Au moment où Perina l’avait entraînée, Bianca, au bout de ses forces, ayant à peine conscience de ce qui se passait autour d’elle, brisée par l’effort énorme de sa lutte dans la forêt, s’était laissé emmener sans résistance. Bembo eût réussi à ce moment-là, s’il eût tenté un nouvel assaut.

Arrivée dans la chambre de Perina, elle perdit connaissance.

Le poignard qu’elle tenait à la main, véritable bijou, lame forgée par le célèbre armurier Ferrera, de Milan, tomba sur le parquet.

Perina vit l’arme.

Elle la ramassa, la contempla, méditative ; puis son regard se reporta sur Bianca. Elle hocha la tête en murmurant :

« Pauvre petite !... »

Elle avait compris !

Lorsque, grâce à ses soins, Bianca revint à elle, elle parut vivement chercher quelque chose autour d’elle. Et il y avait dans ses yeux une telle angoisse que Perina en fut bouleversée.

« Voici ce que vous cherchez », dit-elle en lui tendant la dague.

Bianca s’en saisit avidement.
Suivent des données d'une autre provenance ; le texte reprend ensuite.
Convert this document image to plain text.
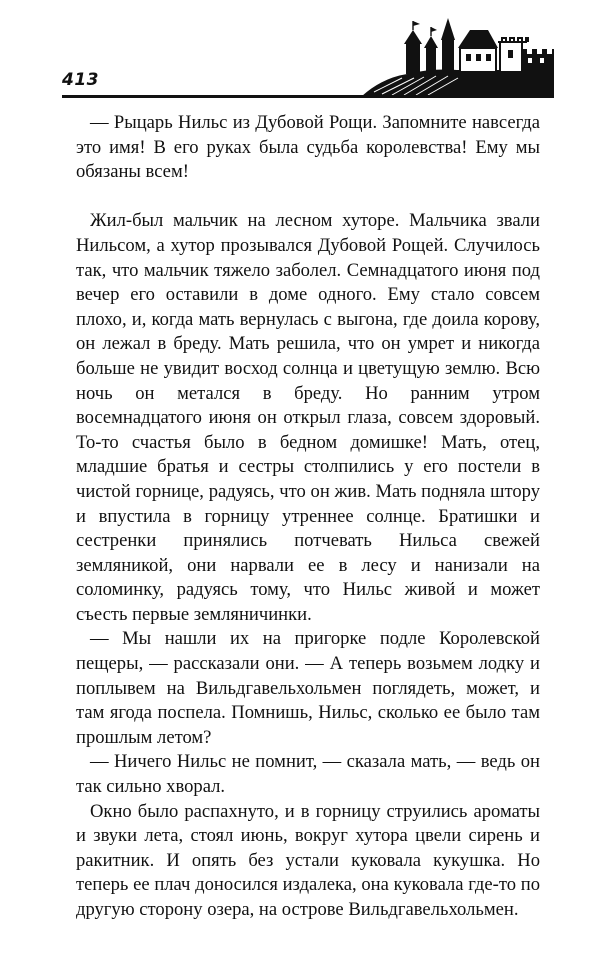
413

— Рыцарь Нильс из Дубовой Рощи. Запомните навсегда это имя! В его руках была судьба королевства! Ему мы обязаны всем!

Жил-был мальчик на лесном хуторе. Мальчика звали Нильсом, а хутор прозывался Дубовой Рощей. Случилось так, что мальчик тяжело заболел. Семнадцатого июня под вечер его оставили в доме одного. Ему стало совсем плохо, и, когда мать вернулась с выгона, где доила корову, он лежал в бреду. Мать решила, что он умрет и никогда больше не увидит восход солнца и цветущую землю. Всю ночь он метался в бреду. Но ранним утром восемнадцатого июня он открыл глаза, совсем здоровый. То-то счастья было в бедном домишке! Мать, отец, младшие братья и сестры столпились у его постели в чистой горнице, радуясь, что он жив. Мать подняла штору и впустила в горницу утреннее солнце. Братишки и сестренки принялись потчевать Нильса свежей земляникой, они нарвали ее в лесу и нанизали на соломинку, радуясь тому, что Нильс живой и может съесть первые земляничинки.

— Мы нашли их на пригорке подле Королевской пещеры, — рассказали они. — А теперь возьмем лодку и поплывем на Вильдгавельхольмен поглядеть, может, и там ягода поспела. Помнишь, Нильс, сколько ее было там прошлым летом?

— Ничего Нильс не помнит, — сказала мать, — ведь он так сильно хворал.

Окно было распахнуто, и в горницу струились ароматы и звуки лета, стоял июнь, вокруг хутора цвели сирень и ракитник. И опять без устали куковала кукушка. Но теперь ее плач доносился издалека, она куковала где-то по другую сторону озера, на острове Вильдгавельхольмен.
Alors, rassurée, elle examina sa nouvelle compagne, et lui sourit, disant :

« Vous êtes une amie...

– Oui, fit Perina émue, une amie ; ne craignez rien de moi.

– Je ne crains rien à présent. »

Elles se regardèrent et, si jolies toutes deux, se tendirent la main d’un même geste spontané.

« Où suis-je ? demanda alors Bianca.

– Dans le palais Arétin. »

Et comme Bianca avait un regard étonné...

« Vous ne connaissez pas l’Arétin ?... C’est un célèbre poète, redouté pour ses satires, admiré pour ses poésies. »

Elle parlait avec un naïf orgueil.

« Il gagne beaucoup d’argent, continuait-elle. C’est un homme qui crie beaucoup, mais qui n’est pas méchant. Nous qui le connaissons bien, nous ne comprenons pas qu’on le redoute à ce point. Il est très généreux et très bon pour nous...

– Pour vous ? »

Perina rougit tout à coup.

Dans ses suppositions, Bianca était une nouvelle servante qu’amenait l’Arétin. Elle ne savait que trop ce que devenaient les servantes de Pierre d’Arezzo. Et, maintenant, elle se reprochait cette sorte d’éloge qu’elle venait de décerner à son maître.

« Pour vous ? avait demandé Bianca.

– Nous... ses servantes...

– Vous êtes l’une des servantes du maître de ce palais ?

– Oui... nous sommes sept... »

Perina était si évidemment embarrassée que Bianca s’en aperçut et se demanda d’où venait cet embarras. Le nombre des servantes de l’Arétin ne l’étonnait pas : au palais de sa mère, il y en avait bien davantage.

« Ainsi, reprit-elle, se rassurant de plus en plus, vous dites que le seigneur Arétin est un digne homme ?

– Oui... c’est-à-dire... il est bon, mais il faut vous défier.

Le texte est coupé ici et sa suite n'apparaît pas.